Those of us who “arouse commercial interest” through our creative endeavor – writers, photographers, creative directors, Web designers, graphic artists, composers, painters and performers – are part of a great heritage of creating art for cash. As literary legend Dr. Samuel Johnson put it, “No man but a blockhead ever wrote, except for money.” Capitalism provides the most energy and opportunity for creative expression. And the United States of America – founded on the remarkable idea that we are all created equal and have an inalienable right to “life, liberty and the pursuit of happiness” – is the greatest capitalist entity in history thus far. Our nation’s youthful optimism, diversity and emphasis on freedom and equality fosters an environment where creativity and innovation are more the cultural norm than anywhere else. Yet, as we move out of the Industrial Age, the continuity of our prosperity and way of life requires an evolution of our creative thinking ability.
Maintaining our economic leadership, as change accelerates, demands that our schools and universities improve their ability to teach the skills of imaginative and analytical thinking in balance. Although our educational institutions often pay lip service to the ideal of the balanced Renaissance individual, in practice we suffer from a preponderance of “half-witted” thinking. The terms “left-brained” and “right-brained” came into popular use through the Nobel prize-winning research of Professor Roger Sperry. Sperry discovered that in most cases, the left hemisphere of the cerebral cortex processes analytical thinking while the right hemisphere processes imaginative thinking.
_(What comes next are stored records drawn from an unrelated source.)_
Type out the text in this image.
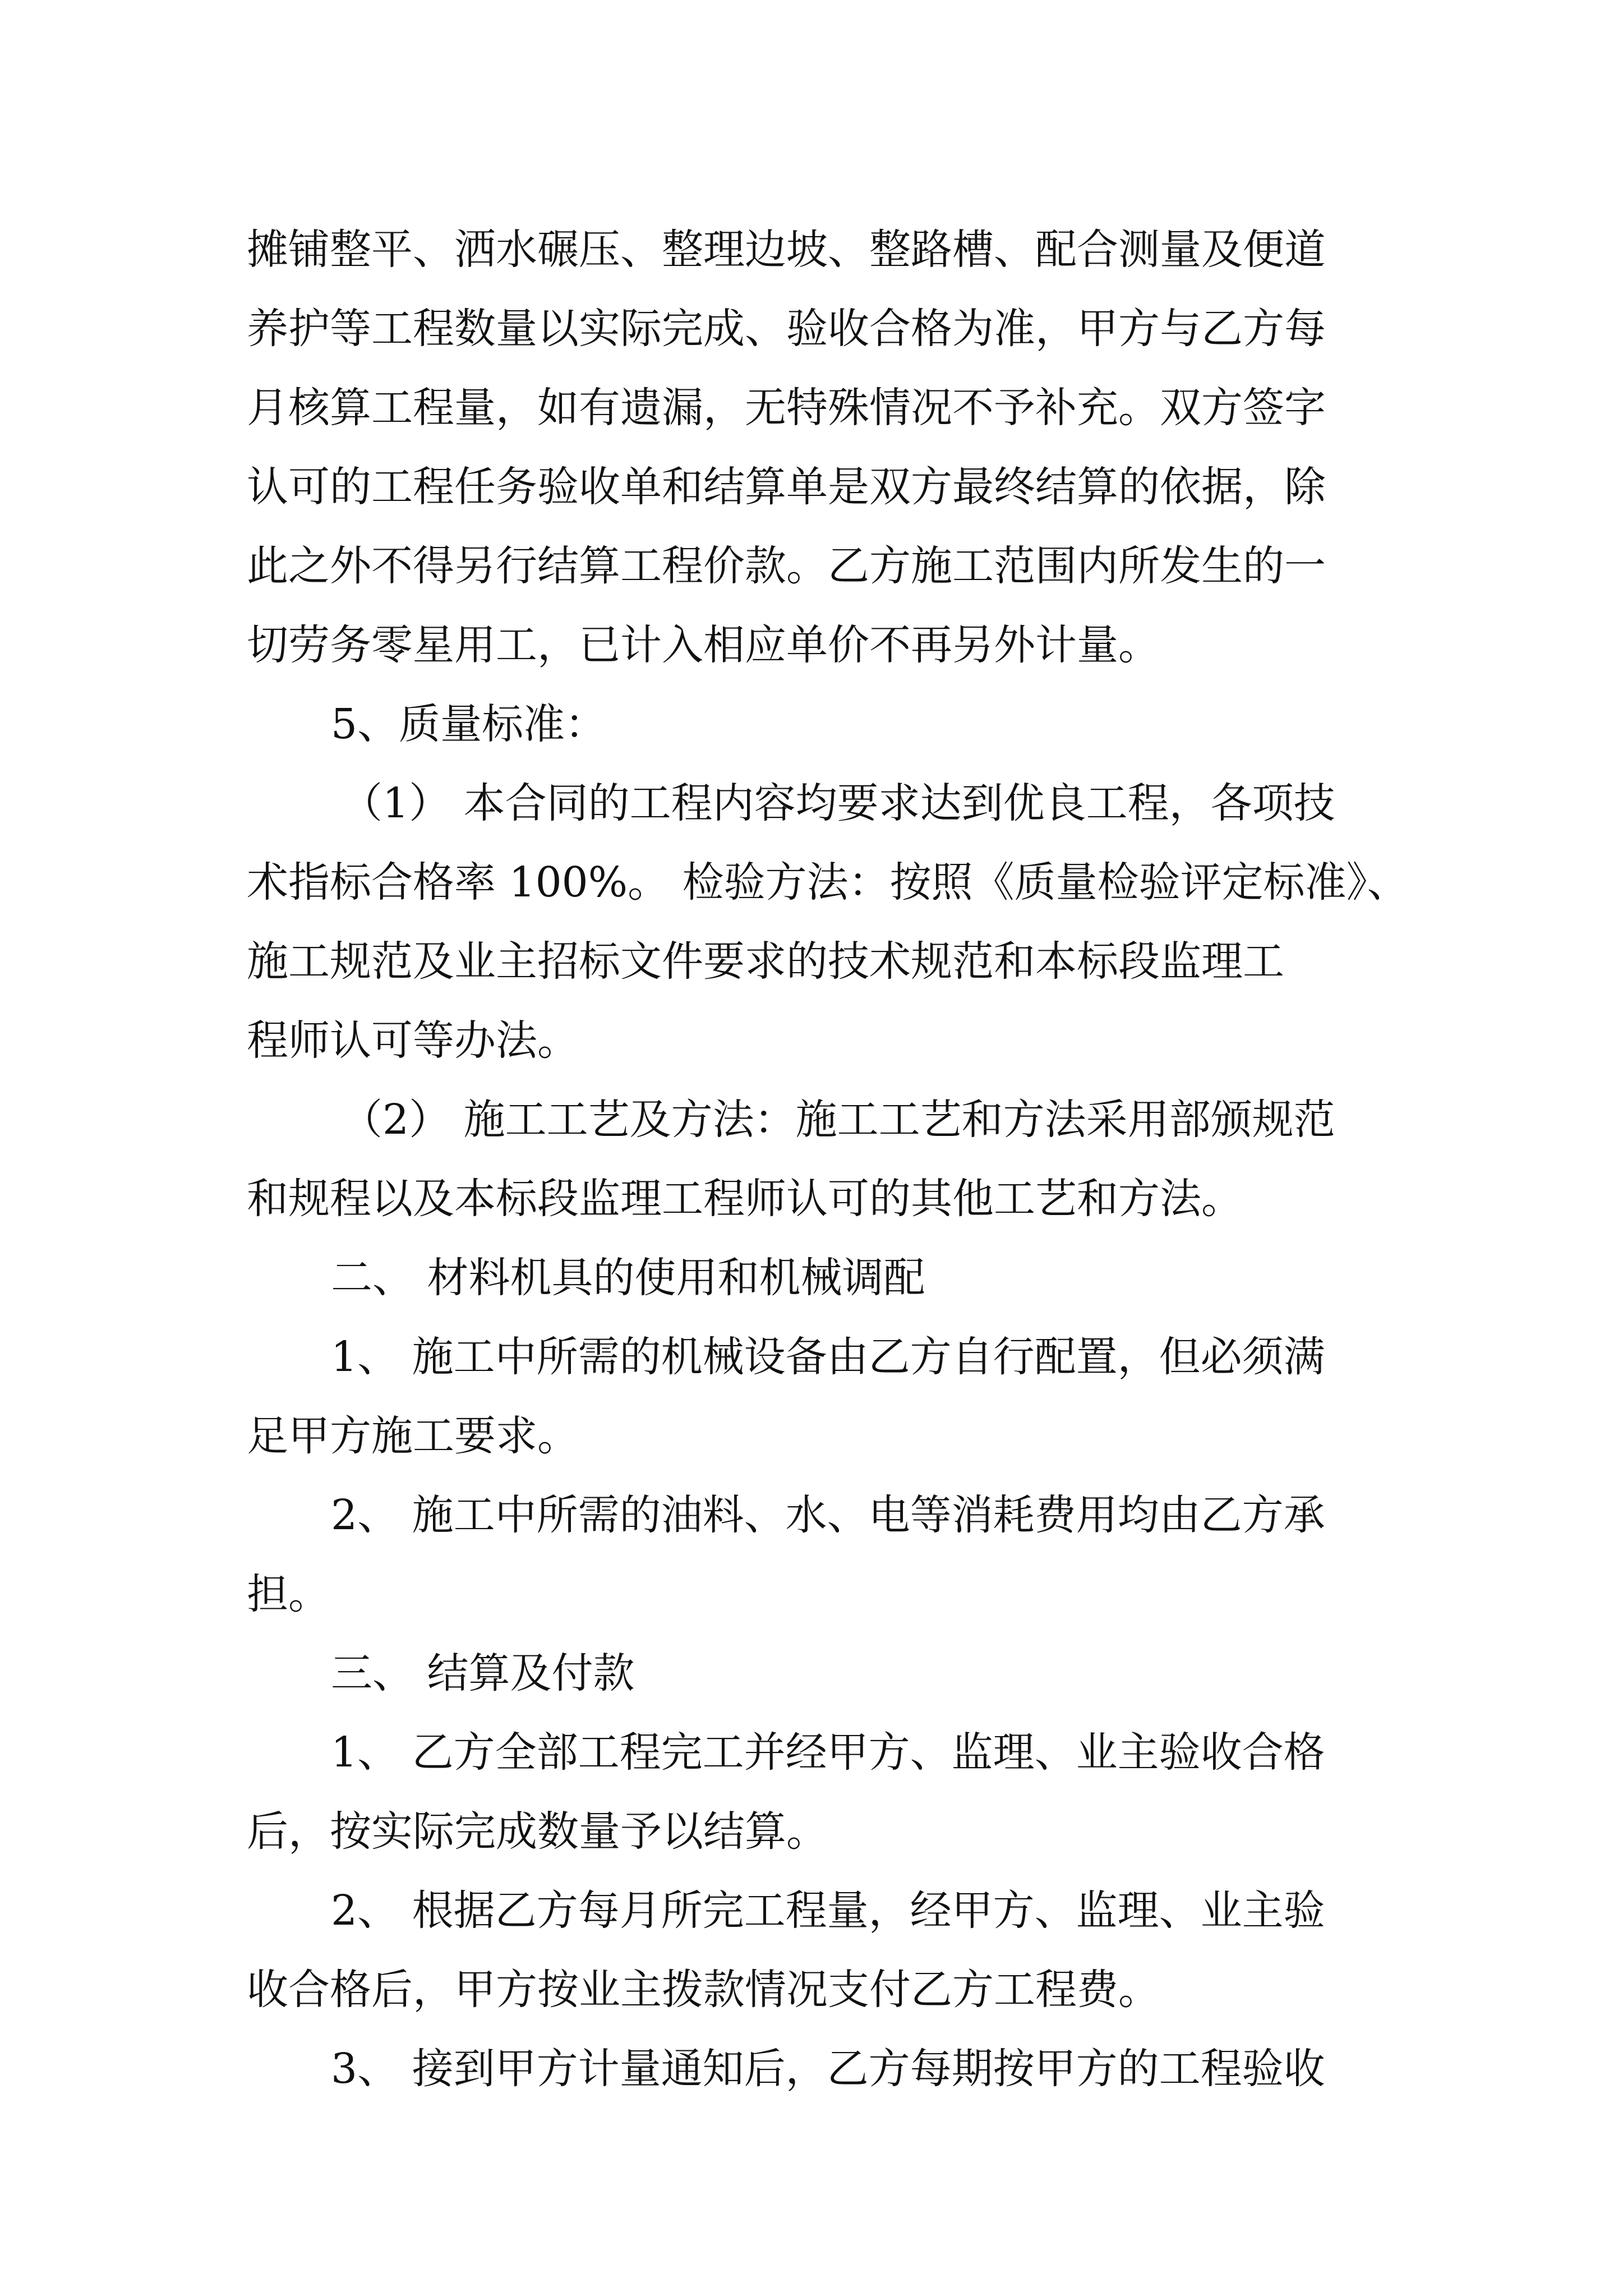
摊铺整平、洒水碾压、整理边坡、整路槽、配合测量及便道
养护等工程数量以实际完成、验收合格为准，甲方与乙方每
月核算工程量，如有遗漏，无特殊情况不予补充。双方签字
认可的工程任务验收单和结算单是双方最终结算的依据，除
此之外不得另行结算工程价款。乙方施工范围内所发生的一
切劳务零星用工，已计入相应单价不再另外计量。
5、质量标准：
（1） 本合同的工程内容均要求达到优良工程，各项技
术指标合格率 100%。 检验方法：按照《质量检验评定标准》、
施工规范及业主招标文件要求的技术规范和本标段监理工
程师认可等办法。
（2） 施工工艺及方法：施工工艺和方法采用部颁规范
和规程以及本标段监理工程师认可的其他工艺和方法。
二、 材料机具的使用和机械调配
1、 施工中所需的机械设备由乙方自行配置，但必须满
足甲方施工要求。
2、 施工中所需的油料、水、电等消耗费用均由乙方承
担。
三、 结算及付款
1、 乙方全部工程完工并经甲方、监理、业主验收合格
后，按实际完成数量予以结算。
2、 根据乙方每月所完工程量，经甲方、监理、业主验
收合格后，甲方按业主拨款情况支付乙方工程费。
3、 接到甲方计量通知后，乙方每期按甲方的工程验收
In the words of Professor Sperry, “Our educational system…tends to neglect the non-verbal form of intellect. What it comes down to is that modern society discriminates against the right-hemisphere.” The result is that individuals with left-hemisphere dominance tend to do well in school but often fail to develop their creative capacities, while individuals who are right-hemisphere dominant often feel guilty for the way they think. Moreover, the notion that creativity is a function of the “right-hemisphere” is faulty. Without “left-hemisphere” planning, discipline and logic, nothing is accomplished or created.
Historian of science George Sarton offers a broad perspective on the importance of balance. He writes: “Since the growth of knowledge is the core of progress, the history of science ought to be the core of general history. Yet the main problems of life cannot be solved by men of science alone, or by artists and humanists: we need the cooperation of them all.” Sarton concludes that Leonardo’s “outstanding merit” is in his demonstration that “the pursuit of beauty and the pursuit of truth are not incompatible.” Leonardo DaVinci is the supreme exemplar of left-right hemispheric balance. For Leonardo, creativity was a function of the marriage of art and science. He emphasized, for example, that the ability of the artist to express the beauty of the human form is predicated on a study of the science of anatomy. But Leonardo’s science was also based on his art.
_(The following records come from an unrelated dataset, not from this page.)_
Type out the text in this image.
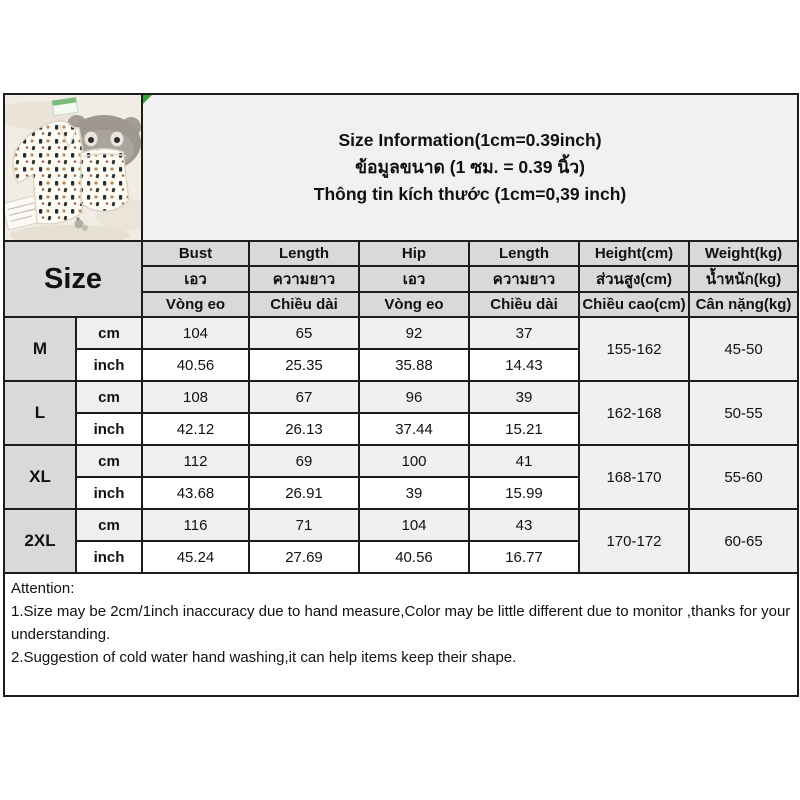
Size Information(1cm=0.39inch)
ข้อมูลขนาด (1 ซม. = 0.39 นิ้ว)
Thông tin kích thước (1cm=0,39 inch)					

Size		Bust	Length	Hip	Length	Height(cm)	Weight(kg)
		เอว	ความยาว	เอว	ความยาว	ส่วนสูง(cm)	น้ำหนัก(kg)
		Vòng eo	Chiều dài	Vòng eo	Chiều dài	Chiều cao(cm)	Cân nặng(kg)
M	cm	104	65	92	37	155-162	45-50
	inch	40.56	25.35	35.88	14.43		
L	cm	108	67	96	39	162-168	50-55
	inch	42.12	26.13	37.44	15.21		
XL	cm	112	69	100	41	168-170	55-60
	inch	43.68	26.91	39	15.99		
2XL	cm	116	71	104	43	170-172	60-65
	inch	45.24	27.69	40.56	16.77		

Attention:
1.Size may be 2cm/1inch inaccuracy due to hand measure,Color may be little different due to monitor ,thanks for your understanding.
2.Suggestion of cold water hand washing,it can help items keep their shape.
While championing “left-brained” attention to rigorous practical analysis, Leonardo also urged his students to awaken the generative power of imagination in an unprecedented way. Offering “a new and speculative idea, which although it may seem trivial and almost laughable, is nonetheless of great value in quickening the spirit of invention.” He urged students to contemplate abstract forms – patterns of smoke, clouds, and swirls of mud – and to allow the imagination to run freely to discover in these mundane forms “the likeness of divine landscapes…and an infinity of things.” The Maestro then counsels that the ideas generated in this flight of the imagination “may then be reduced to their complete and proper forms.”
Leonardo guides us to generate first, then organize. This instruction to balance the primary functions of the two hemispheres of the cerebral cortex is a breakthrough in the development of human thought. In the thousand years before DaVinci in Europe there was very little encouragement to “quicken the spirit of invention” by seeking “divine landscapes” or searching for “an infinity of things.” Before Leonardo the concept of “creativity” as a human function and an intellectual discipline didn’t exist. Inspired by Brunelleschi and Alberti, Leonardo DaVinci effectively invented the modern discipline of “creative thinking.”
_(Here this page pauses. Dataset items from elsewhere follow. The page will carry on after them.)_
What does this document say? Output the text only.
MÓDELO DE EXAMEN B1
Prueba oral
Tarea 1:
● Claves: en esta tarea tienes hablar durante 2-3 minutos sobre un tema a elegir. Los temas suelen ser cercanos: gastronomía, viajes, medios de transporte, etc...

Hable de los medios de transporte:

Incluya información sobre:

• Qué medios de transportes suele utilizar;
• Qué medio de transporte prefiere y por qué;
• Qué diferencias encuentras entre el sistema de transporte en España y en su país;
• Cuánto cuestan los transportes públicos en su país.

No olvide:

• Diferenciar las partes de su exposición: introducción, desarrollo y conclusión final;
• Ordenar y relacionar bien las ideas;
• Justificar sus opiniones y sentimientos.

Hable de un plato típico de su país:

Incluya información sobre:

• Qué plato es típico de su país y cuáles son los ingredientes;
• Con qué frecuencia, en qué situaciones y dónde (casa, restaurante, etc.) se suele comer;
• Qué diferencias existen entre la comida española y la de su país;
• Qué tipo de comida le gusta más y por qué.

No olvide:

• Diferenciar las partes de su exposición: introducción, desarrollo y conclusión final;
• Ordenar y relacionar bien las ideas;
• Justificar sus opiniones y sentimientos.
Just as Leonardo helped to invent the art of creative thinking he also points us toward a compelling reason to create: to know ourselves and the world around us – to appreciate truth and beauty – through mirroring the creative source. As Einstein responded when he was asked what theory he was working on after publishing his Theory of Relativity, “I don’t work on this or that theory.” Rather, Einstein emphasized, he wanted only “to know the mind of God” and that “everything else was just details.”
Great geniuses, from Plato through Leonardo to Einstein are driven to understand the nature of creation by contemplating the mind of a Creator. If we posit a Creator, then the question “Why did He/She Create?” will probably be our first consideration. In the Judeo-Christian tradition, we envision Man created in “the Image of God” and artists and other creative individuals specifically aspire to model this godlike attribute.
In his classic work The Creators: A History of Heroes of the Imagination, Daniel J. Boorstin addresses the mystery of the motivating forces of creativity. He notes, “the human need to create has transcended the powers of explanation.” Boorstin adds, “Peoples of ancient Egypt, Greece and Rome who did not know a Creator-God, who made something from nothing, still created works unexcelled of their kind. And peoples of the East who saw a cosmos of cycles created works of rare beauty in all the arts. Across the world, the urge to create needed no express reason and conquered all obstacles.” Boorstin summarizes the prologue of his journey through the history of Heroes of the Imagination, by proclaiming his intention to “describe the who, when, where, and what.” But, he concludes, “the why has never ceased to be a mystery.” Of course, as Boorstin speculates, “Man’s power to make the new was the power to outlive himself in his creations.” In other words, for some, the motivation to create is to achieve immortality. And, of course, it isn’t necessary to posit or believe in God in order to create, but as Vincent van Gogh expressed it, “I can do very well without God in both my life and my painting but I cannot…do without something which is greater than I, which is my life, the power to create.”
The Chinese philosopher T’ang Hou reflects on the nature of the power – the “something greater” referenced by van Gogh: “Landscape painting is the essence of the shaping powers of Nature. Thus through the vicissitudes of yin and yang – weather, time, and climate – the charm of inexhaustible transformation is unfailingly visible. If you yourself do not possess that grand wavelike vastness of mountain and valley within your heart and mind, you will be unable to capture it with ease in your painting.” There is a creative force in the universe that we can all experience in our hearts and minds as a “grand wavelike vastness.” In creative endeavors we open ourselves to discover our harmony with “something greater” and, if we persevere, something true and beautiful just might emerge. As Ansel Adams expresses it, “Sometimes I do get to places just when God’s ready to have someone click the shutter.”
So “Why Create?” There are infinite reasons – to make visible the charm of inexhaustible transformation, to become more susceptible to grace, to achieve immortality, to know the mind of God, to manage change, make a living or make a life; but the simplest is: just because we can.